Larry Devoe, secretário-executivo do Conselho Nacional de Direitos Humanos da Venezuela, disse que o caso de Jatar "é um assunto que está sendo discutido dentro de nossos tribunais com todas as garantias do devido processo".

No entanto, o Relator Especial para a Liberdade de Expressão da CIDH, Edison Lanza, lembrou ao Estado venezuelano que a condição de comunicador não pode ser determinada por ele ser ou não profissional, e convidou o Estado a aderir às normas internacionais de liberdade de expressão, uma vez que a detenção de Jatar ocorreu depois de ele "publicar um vídeo com informações de grande interesse público".

Por sua vez, os peticionários da audiência expressaram preocupação com a condição de Jatar na prisão. "O homem foi submetido a um tratamento cruel.
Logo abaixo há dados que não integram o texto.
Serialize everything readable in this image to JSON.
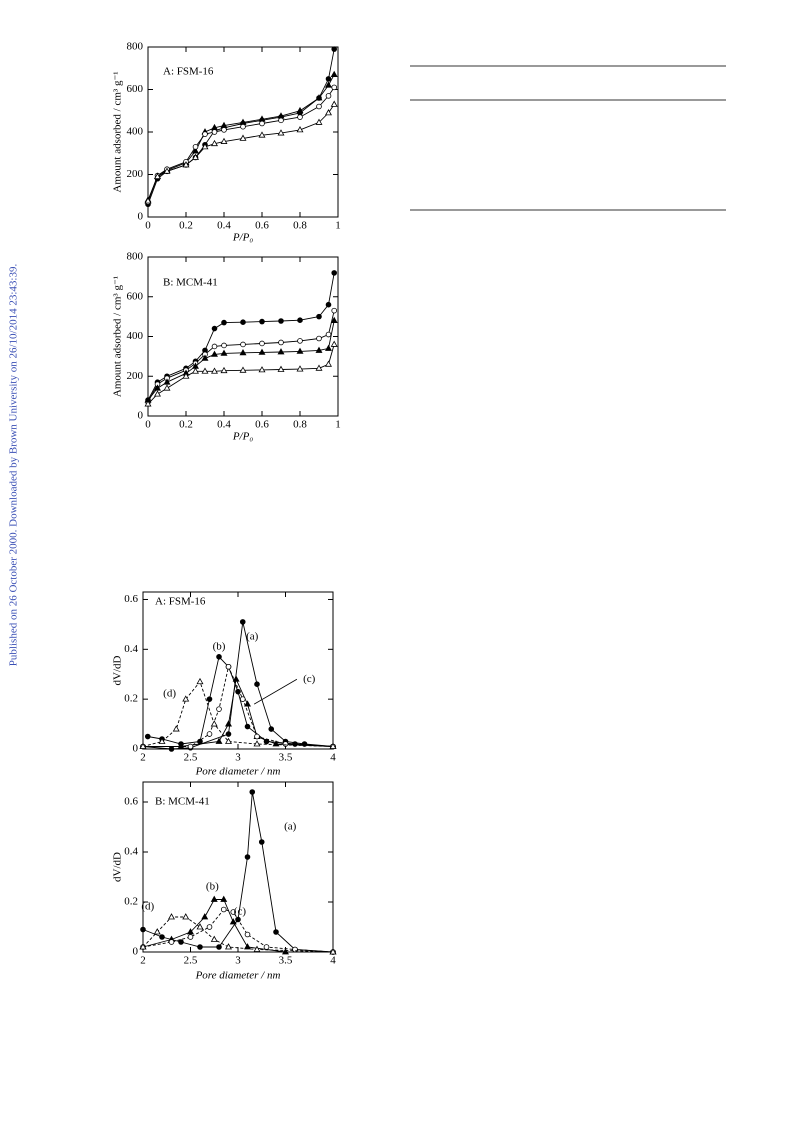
{
  "side_note": "Published on 26 October 2000. Downloaded by Brown University on 26/10/2014 23:43:39.",
  "chart_data": [
    {
      "type": "line",
      "title": "A: FSM-16",
      "xlabel": "P/P₀",
      "ylabel": "Amount adsorbed / cm³ g⁻¹",
      "xlim": [
        0,
        1
      ],
      "ylim": [
        0,
        800
      ],
      "xticks": [
        0,
        0.2,
        0.4,
        0.6,
        0.8,
        1
      ],
      "yticks": [
        0,
        200,
        400,
        600,
        800
      ],
      "series": [
        {
          "color": "#000000",
          "marker": "filled-circle",
          "dashed": false,
          "x": [
            0,
            0.05,
            0.1,
            0.2,
            0.25,
            0.3,
            0.35,
            0.4,
            0.5,
            0.6,
            0.7,
            0.8,
            0.9,
            0.95,
            0.98
          ],
          "values": [
            60,
            180,
            215,
            245,
            280,
            340,
            405,
            420,
            440,
            455,
            470,
            490,
            560,
            650,
            790
          ]
        },
        {
          "color": "#000000",
          "marker": "filled-triangle",
          "dashed": false,
          "x": [
            0,
            0.05,
            0.1,
            0.2,
            0.25,
            0.3,
            0.35,
            0.4,
            0.5,
            0.6,
            0.7,
            0.8,
            0.9,
            0.95,
            0.98
          ],
          "values": [
            80,
            190,
            220,
            255,
            310,
            400,
            420,
            430,
            445,
            460,
            475,
            500,
            560,
            620,
            670
          ]
        },
        {
          "color": "#000000",
          "marker": "open-circle",
          "dashed": false,
          "x": [
            0,
            0.05,
            0.1,
            0.2,
            0.25,
            0.3,
            0.35,
            0.4,
            0.5,
            0.6,
            0.7,
            0.8,
            0.9,
            0.95,
            0.98
          ],
          "values": [
            70,
            195,
            225,
            260,
            330,
            390,
            400,
            410,
            425,
            440,
            455,
            470,
            520,
            570,
            610
          ]
        },
        {
          "color": "#000000",
          "marker": "open-triangle",
          "dashed": false,
          "x": [
            0,
            0.05,
            0.1,
            0.2,
            0.25,
            0.3,
            0.35,
            0.4,
            0.5,
            0.6,
            0.7,
            0.8,
            0.9,
            0.95,
            0.98
          ],
          "values": [
            75,
            190,
            215,
            245,
            280,
            330,
            345,
            355,
            370,
            385,
            395,
            410,
            445,
            490,
            530
          ]
        }
      ]
    },
    {
      "type": "line",
      "title": "B: MCM-41",
      "xlabel": "P/P₀",
      "ylabel": "Amount adsorbed / cm³ g⁻¹",
      "xlim": [
        0,
        1
      ],
      "ylim": [
        0,
        800
      ],
      "xticks": [
        0,
        0.2,
        0.4,
        0.6,
        0.8,
        1
      ],
      "yticks": [
        0,
        200,
        400,
        600,
        800
      ],
      "series": [
        {
          "color": "#000000",
          "marker": "filled-circle",
          "dashed": false,
          "x": [
            0,
            0.05,
            0.1,
            0.2,
            0.25,
            0.3,
            0.35,
            0.4,
            0.5,
            0.6,
            0.7,
            0.8,
            0.9,
            0.95,
            0.98
          ],
          "values": [
            80,
            170,
            200,
            240,
            275,
            330,
            440,
            470,
            472,
            475,
            478,
            482,
            500,
            560,
            720
          ]
        },
        {
          "color": "#000000",
          "marker": "open-circle",
          "dashed": false,
          "x": [
            0,
            0.05,
            0.1,
            0.2,
            0.25,
            0.3,
            0.35,
            0.4,
            0.5,
            0.6,
            0.7,
            0.8,
            0.9,
            0.95,
            0.98
          ],
          "values": [
            70,
            160,
            190,
            230,
            265,
            310,
            350,
            355,
            360,
            365,
            370,
            378,
            390,
            410,
            530
          ]
        },
        {
          "color": "#000000",
          "marker": "filled-triangle",
          "dashed": false,
          "x": [
            0,
            0.05,
            0.1,
            0.2,
            0.25,
            0.3,
            0.35,
            0.4,
            0.5,
            0.6,
            0.7,
            0.8,
            0.9,
            0.95,
            0.98
          ],
          "values": [
            80,
            140,
            170,
            215,
            250,
            290,
            310,
            315,
            318,
            320,
            322,
            325,
            330,
            340,
            480
          ]
        },
        {
          "color": "#000000",
          "marker": "open-triangle",
          "dashed": false,
          "x": [
            0,
            0.05,
            0.1,
            0.2,
            0.25,
            0.3,
            0.35,
            0.4,
            0.5,
            0.6,
            0.7,
            0.8,
            0.9,
            0.95,
            0.98
          ],
          "values": [
            60,
            110,
            140,
            200,
            225,
            225,
            225,
            228,
            230,
            232,
            234,
            236,
            240,
            260,
            360
          ]
        }
      ]
    },
    {
      "type": "line",
      "title": "A: FSM-16",
      "xlabel": "Pore diameter / nm",
      "ylabel": "dV/dD",
      "xlim": [
        2,
        4
      ],
      "ylim": [
        0,
        0.63
      ],
      "xticks": [
        2,
        2.5,
        3,
        3.5,
        4
      ],
      "yticks": [
        0,
        0.2,
        0.4,
        0.6
      ],
      "annotations": [
        "(a)",
        "(b)",
        "(c)",
        "(d)"
      ],
      "series": [
        {
          "color": "#000000",
          "marker": "filled-circle",
          "dashed": false,
          "x": [
            2.0,
            2.3,
            2.5,
            2.9,
            3.05,
            3.2,
            3.35,
            3.5,
            3.7,
            4.0
          ],
          "values": [
            0.01,
            0.0,
            0.005,
            0.06,
            0.51,
            0.26,
            0.08,
            0.03,
            0.02,
            0.01
          ]
        },
        {
          "color": "#000000",
          "marker": "filled-circle",
          "dashed": false,
          "x": [
            2.05,
            2.2,
            2.4,
            2.6,
            2.7,
            2.8,
            2.9,
            3.0,
            3.1,
            3.3,
            3.6,
            4.0
          ],
          "values": [
            0.05,
            0.04,
            0.02,
            0.03,
            0.2,
            0.37,
            0.33,
            0.23,
            0.09,
            0.03,
            0.02,
            0.01
          ]
        },
        {
          "color": "#000000",
          "marker": "filled-triangle",
          "dashed": false,
          "x": [
            2.0,
            2.4,
            2.8,
            2.9,
            2.98,
            3.1,
            3.2,
            3.4,
            4.0
          ],
          "values": [
            0.01,
            0.01,
            0.03,
            0.1,
            0.28,
            0.18,
            0.05,
            0.02,
            0.01
          ]
        },
        {
          "color": "#000000",
          "marker": "open-circle",
          "dashed": true,
          "x": [
            2.0,
            2.5,
            2.7,
            2.8,
            2.9,
            3.05,
            3.2,
            3.5,
            4.0
          ],
          "values": [
            0.01,
            0.01,
            0.06,
            0.16,
            0.33,
            0.2,
            0.05,
            0.02,
            0.01
          ]
        },
        {
          "color": "#000000",
          "marker": "open-triangle",
          "dashed": true,
          "x": [
            2.0,
            2.2,
            2.35,
            2.45,
            2.6,
            2.75,
            2.9,
            3.2,
            4.0
          ],
          "values": [
            0.01,
            0.03,
            0.08,
            0.2,
            0.27,
            0.1,
            0.03,
            0.02,
            0.01
          ]
        }
      ]
    },
    {
      "type": "line",
      "title": "B: MCM-41",
      "xlabel": "Pore diameter / nm",
      "ylabel": "dV/dD",
      "xlim": [
        2,
        4
      ],
      "ylim": [
        0,
        0.68
      ],
      "xticks": [
        2,
        2.5,
        3,
        3.5,
        4
      ],
      "yticks": [
        0,
        0.2,
        0.4,
        0.6
      ],
      "annotations": [
        "(a)",
        "(b)",
        "(c)",
        "(d)"
      ],
      "series": [
        {
          "color": "#000000",
          "marker": "filled-circle",
          "dashed": false,
          "x": [
            2.0,
            2.2,
            2.4,
            2.6,
            2.8,
            3.0,
            3.1,
            3.15,
            3.25,
            3.4,
            3.6,
            4.0
          ],
          "values": [
            0.09,
            0.06,
            0.04,
            0.02,
            0.02,
            0.13,
            0.38,
            0.64,
            0.44,
            0.08,
            0.01,
            0.0
          ]
        },
        {
          "color": "#000000",
          "marker": "filled-triangle",
          "dashed": false,
          "x": [
            2.0,
            2.3,
            2.5,
            2.65,
            2.75,
            2.85,
            2.95,
            3.1,
            3.5,
            4.0
          ],
          "values": [
            0.02,
            0.05,
            0.08,
            0.14,
            0.21,
            0.21,
            0.12,
            0.02,
            0.0,
            0.0
          ]
        },
        {
          "color": "#000000",
          "marker": "open-circle",
          "dashed": true,
          "x": [
            2.0,
            2.3,
            2.5,
            2.7,
            2.85,
            2.95,
            3.1,
            3.3,
            3.6,
            4.0
          ],
          "values": [
            0.02,
            0.04,
            0.06,
            0.1,
            0.17,
            0.16,
            0.07,
            0.02,
            0.01,
            0.0
          ]
        },
        {
          "color": "#000000",
          "marker": "open-triangle",
          "dashed": true,
          "x": [
            2.0,
            2.15,
            2.3,
            2.45,
            2.6,
            2.75,
            2.9,
            3.2,
            4.0
          ],
          "values": [
            0.02,
            0.08,
            0.14,
            0.14,
            0.1,
            0.05,
            0.02,
            0.01,
            0.0
          ]
        }
      ]
    }
  ]
}
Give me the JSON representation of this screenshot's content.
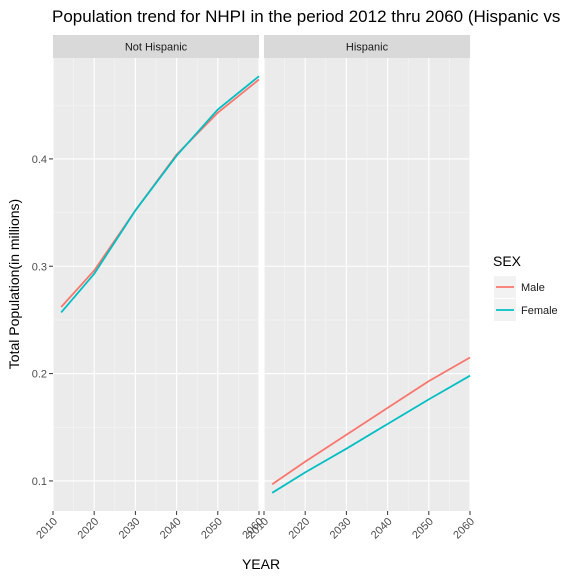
{
  "chart_data": {
    "type": "line",
    "title": "Population trend for NHPI in the period 2012 thru 2060 (Hispanic vs",
    "xlabel": "YEAR",
    "ylabel": "Total Population(in millions)",
    "xlim": [
      2010,
      2060
    ],
    "ylim": [
      0.072,
      0.494
    ],
    "x_ticks": [
      "2010",
      "2020",
      "2030",
      "2040",
      "2050",
      "2060"
    ],
    "y_ticks": [
      "0.1",
      "0.2",
      "0.3",
      "0.4"
    ],
    "grid": true,
    "legend": {
      "title": "SEX",
      "position": "right",
      "entries": [
        "Male",
        "Female"
      ]
    },
    "colors": {
      "Male": "#F8766D",
      "Female": "#00BFC4"
    },
    "x": [
      2012,
      2020,
      2030,
      2040,
      2050,
      2060
    ],
    "panels": [
      {
        "label": "Not Hispanic",
        "series": [
          {
            "name": "Male",
            "values": [
              0.262,
              0.296,
              0.352,
              0.404,
              0.443,
              0.474
            ]
          },
          {
            "name": "Female",
            "values": [
              0.257,
              0.293,
              0.352,
              0.403,
              0.446,
              0.477
            ]
          }
        ]
      },
      {
        "label": "Hispanic",
        "series": [
          {
            "name": "Male",
            "values": [
              0.097,
              0.118,
              0.143,
              0.168,
              0.193,
              0.215
            ]
          },
          {
            "name": "Female",
            "values": [
              0.089,
              0.108,
              0.13,
              0.153,
              0.176,
              0.198
            ]
          }
        ]
      }
    ]
  }
}
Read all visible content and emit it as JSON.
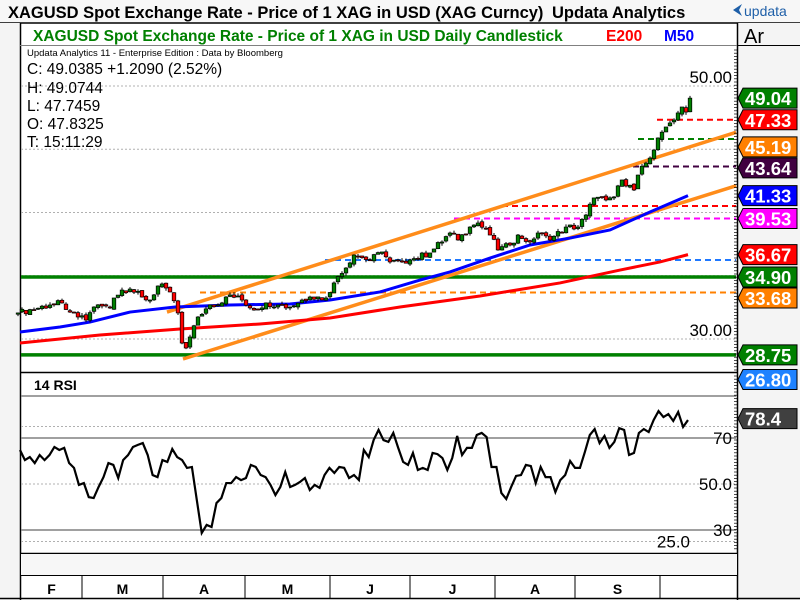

Seu direito à saúde e nutrição está sendo violado ", disse Ligia Bolívar, diretora do Centro de Direitos Humanos da Universidade Católica Andrés Bello, que acrescentou que Jatar perdeu cerca de 33 quilos durante sua detenção.

Nota do editor: Essa história foi publicada originalmente no blog de jornalismo nas Américas do Centro Knight, o predecessor do LatAm Journalism Review.